House of Cards na eleição presidencial americana.
Discordo parcialmente desta excelente análise do Pedro. Não há qualquer dúvida de que a forma como estão a decorrer estas eleições está a pôr à prova o regime constitucional americano, do qual já ouvi alguém dizer que vive no séc. XXI com uma constituição do séc. XVIII. É de facto espantoso que um estado como o Nevada, cuja população não chega aos três milhões de habitantes, possa estar há quatro dias a contar votos, quando em Portugal, que tem dez milhões de habitantes, a contagem leva no máximo quatro horas. Desiludam-se, porém, aqueles que pensam que a constituição americana irá ser mudada por causa destas eleições.
Efectivamente, essa constituição representa um equilíbrio entre estados muito diversos e que não é fácil alterar. Na verdade, as emendas à constituição americana necessitam de aprovação nas duas câmaras do Congresso e ratificação por três quartos dos estados e em caso algum a maioria dos estados aceitará a modificação deste sistema eleitoral, mesmo que ele permita que o candidato com menos votos populares ganhe a presidência. Na verdade, a maioria da população americana concentra-se em onze estados, os quais chegariam sempre para eleger um presidente, e nunca os outros 39 estados aceitariam que isso acontecesse. Por isso, ou se ganha no colégio eleitoral, ou não há hipótese de conseguir a presidência. Al Gore e Hillary Clinton sentiram essa dura realidade, quando tiveram mais votos na população eleitora, mas foram logo a seguir relegados para o esquecimento.
É um facto que este sistema abre as portas à fraude, pois não é necessário falsificar as eleições em todo o país, bastando que a falsificação ocorra nalguns estados decisivos, que até podem ter sistemas de controlo eleitoral muito frágeis. Consta que foi isso que ocorreu na eleição de Kennedy contra Nixon, em que a Máfia, liderada por Sam Giancana, que chamava a Kennedy "o nosso homem na Casa Branca", poderá ter despejado sacos de votos nalguns distritos eleitorais, suficientes para que Kennedy conseguisse a vitória. É verdade que Nixon reconheceu imediatamente a derrota, mas apenas porque foi aconselhado a fazê-lo. Ao que consta o partido republicano ter-lhe-á dito: "Toda a gente sabe que tu ganhaste e que esta eleição te foi roubada mas, se não reconheces a derrota, não terás qualquer futuro político, pois ficarás para sempre com a imagem de mau perdedor. Se, no entanto, reconheceres a derrota, como o partido sabe que ganhaste, poderás voltar a concorrer". E assim Nixon tornou-se o único candidato derrotado a concorrer de novo, tendo em 1968 finalmente sido eleito Presidente.

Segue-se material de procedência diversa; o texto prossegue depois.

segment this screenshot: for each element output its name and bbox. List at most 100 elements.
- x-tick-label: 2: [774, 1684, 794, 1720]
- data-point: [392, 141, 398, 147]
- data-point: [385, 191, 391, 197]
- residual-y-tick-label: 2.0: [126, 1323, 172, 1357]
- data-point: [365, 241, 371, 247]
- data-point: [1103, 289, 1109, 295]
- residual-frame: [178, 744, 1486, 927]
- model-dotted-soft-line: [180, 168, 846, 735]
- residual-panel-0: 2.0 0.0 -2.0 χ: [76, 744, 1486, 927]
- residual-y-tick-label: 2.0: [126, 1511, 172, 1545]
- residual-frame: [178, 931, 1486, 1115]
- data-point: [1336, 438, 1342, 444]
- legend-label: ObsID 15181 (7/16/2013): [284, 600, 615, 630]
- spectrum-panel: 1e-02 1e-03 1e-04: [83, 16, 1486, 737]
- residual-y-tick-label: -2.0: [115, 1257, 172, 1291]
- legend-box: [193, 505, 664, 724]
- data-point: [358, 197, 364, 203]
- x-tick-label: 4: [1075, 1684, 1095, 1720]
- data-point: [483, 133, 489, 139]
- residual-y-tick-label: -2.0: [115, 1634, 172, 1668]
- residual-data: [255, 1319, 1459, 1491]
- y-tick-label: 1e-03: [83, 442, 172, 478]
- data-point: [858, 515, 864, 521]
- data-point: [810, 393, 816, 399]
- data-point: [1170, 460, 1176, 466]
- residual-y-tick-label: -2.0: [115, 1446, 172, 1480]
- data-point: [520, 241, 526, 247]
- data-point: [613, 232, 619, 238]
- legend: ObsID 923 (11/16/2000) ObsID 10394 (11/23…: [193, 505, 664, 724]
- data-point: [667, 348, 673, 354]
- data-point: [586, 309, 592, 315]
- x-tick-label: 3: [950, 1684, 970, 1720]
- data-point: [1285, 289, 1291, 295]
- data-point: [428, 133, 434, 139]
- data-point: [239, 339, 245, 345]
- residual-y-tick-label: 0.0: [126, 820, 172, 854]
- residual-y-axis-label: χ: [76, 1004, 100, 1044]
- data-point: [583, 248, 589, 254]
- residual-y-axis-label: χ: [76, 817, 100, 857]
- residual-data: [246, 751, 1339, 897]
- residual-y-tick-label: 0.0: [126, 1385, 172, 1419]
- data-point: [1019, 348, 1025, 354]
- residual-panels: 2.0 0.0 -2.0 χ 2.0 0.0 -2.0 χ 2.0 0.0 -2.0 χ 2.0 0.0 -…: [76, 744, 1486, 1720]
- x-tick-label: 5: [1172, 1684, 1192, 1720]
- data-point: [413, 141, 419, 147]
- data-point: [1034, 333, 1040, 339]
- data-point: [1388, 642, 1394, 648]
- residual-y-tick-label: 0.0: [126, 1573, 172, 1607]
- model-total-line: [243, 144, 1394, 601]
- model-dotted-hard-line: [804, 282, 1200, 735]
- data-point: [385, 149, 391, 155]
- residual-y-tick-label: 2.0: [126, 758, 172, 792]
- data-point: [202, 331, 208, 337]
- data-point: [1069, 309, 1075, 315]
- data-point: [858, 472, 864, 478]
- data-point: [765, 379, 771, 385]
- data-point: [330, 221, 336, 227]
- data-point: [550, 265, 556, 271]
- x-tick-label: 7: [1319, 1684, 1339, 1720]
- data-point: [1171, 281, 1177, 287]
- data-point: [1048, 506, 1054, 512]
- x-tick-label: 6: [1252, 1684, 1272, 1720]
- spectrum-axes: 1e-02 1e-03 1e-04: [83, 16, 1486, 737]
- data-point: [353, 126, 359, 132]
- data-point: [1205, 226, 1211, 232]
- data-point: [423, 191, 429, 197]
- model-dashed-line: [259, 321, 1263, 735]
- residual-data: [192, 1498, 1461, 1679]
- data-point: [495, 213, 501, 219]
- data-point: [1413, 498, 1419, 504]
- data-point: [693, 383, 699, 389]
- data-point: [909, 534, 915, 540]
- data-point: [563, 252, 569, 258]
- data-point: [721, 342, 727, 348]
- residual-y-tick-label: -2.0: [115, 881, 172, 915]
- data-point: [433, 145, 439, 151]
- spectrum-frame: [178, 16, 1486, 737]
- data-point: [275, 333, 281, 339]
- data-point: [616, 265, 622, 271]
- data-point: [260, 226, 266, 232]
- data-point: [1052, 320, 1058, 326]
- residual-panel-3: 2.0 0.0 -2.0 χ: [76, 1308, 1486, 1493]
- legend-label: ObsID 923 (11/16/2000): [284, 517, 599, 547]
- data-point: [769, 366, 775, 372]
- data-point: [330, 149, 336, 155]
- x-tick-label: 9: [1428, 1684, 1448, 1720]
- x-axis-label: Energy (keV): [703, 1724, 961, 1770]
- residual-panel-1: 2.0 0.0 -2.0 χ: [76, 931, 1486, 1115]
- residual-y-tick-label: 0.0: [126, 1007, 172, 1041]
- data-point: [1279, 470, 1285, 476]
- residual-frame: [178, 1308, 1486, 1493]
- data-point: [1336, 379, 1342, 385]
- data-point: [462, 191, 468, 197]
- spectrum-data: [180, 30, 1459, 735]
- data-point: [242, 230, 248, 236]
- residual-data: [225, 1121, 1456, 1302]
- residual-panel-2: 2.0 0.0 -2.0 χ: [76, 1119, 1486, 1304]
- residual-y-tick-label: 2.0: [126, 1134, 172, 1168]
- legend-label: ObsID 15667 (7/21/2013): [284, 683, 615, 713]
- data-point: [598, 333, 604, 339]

Neste caso, porém, não há qualquer fraude eleitoral em curso, mas apenas uma estratégia de Trump que na noite das eleições percebeu perfeitamente que tinha perdido nos estados decisivos pois, embora estivesse à frente no voto presencial, não tinha margem suficiente para evitar a previsível viragem quando fossem contados os votos por correspondência. Por isso anunciou que iria recorrer aos tribunais para parar a contagem. Não se pense, porém, que essa é uma estratégia inconsequente, uma simples birra de mau perdedor, pois se Biden não conseguir, devido a processos, impugnações, etc, por parte de Trump, que os estados reconheçam que teve 270 votos no colégio eleitoral, não será considerado como Presidente eleito, mesmo que tenha mais delegados do que Trump. Nessa altura a eleição do Presidente será feita pela Câmara dos Representantes e a do Vice-Presidente pelo Senado. Só que, embora os democratas tenham maioria na Câmara, a Constituição estabelece que, para efeitos da eleição do Presidente, a votação é feita por Estados, tendo apenas um voto os representantes de cada Estado. Como os republicanos têm mais estados do que os democratas, poderia assim Trump ser eleito por esta via.
Não julgo que isso vá acontecer, uma vez que era preciso que os tribunais não resolvessem adequadamente as impugnações que Trump irá lançar e acho que o farão rapidamente e de forma muito eficaz, pelo que o colégio eleitoral acabará por ter maioria suficiente para votar a eleição de Biden. Agora, que a estratégia de Trump é essa, julgo ser evidente. Parece-me que estamos a assistir a um episódio da célebre série House of Cards, só que desta vez não é ficção, é realidade.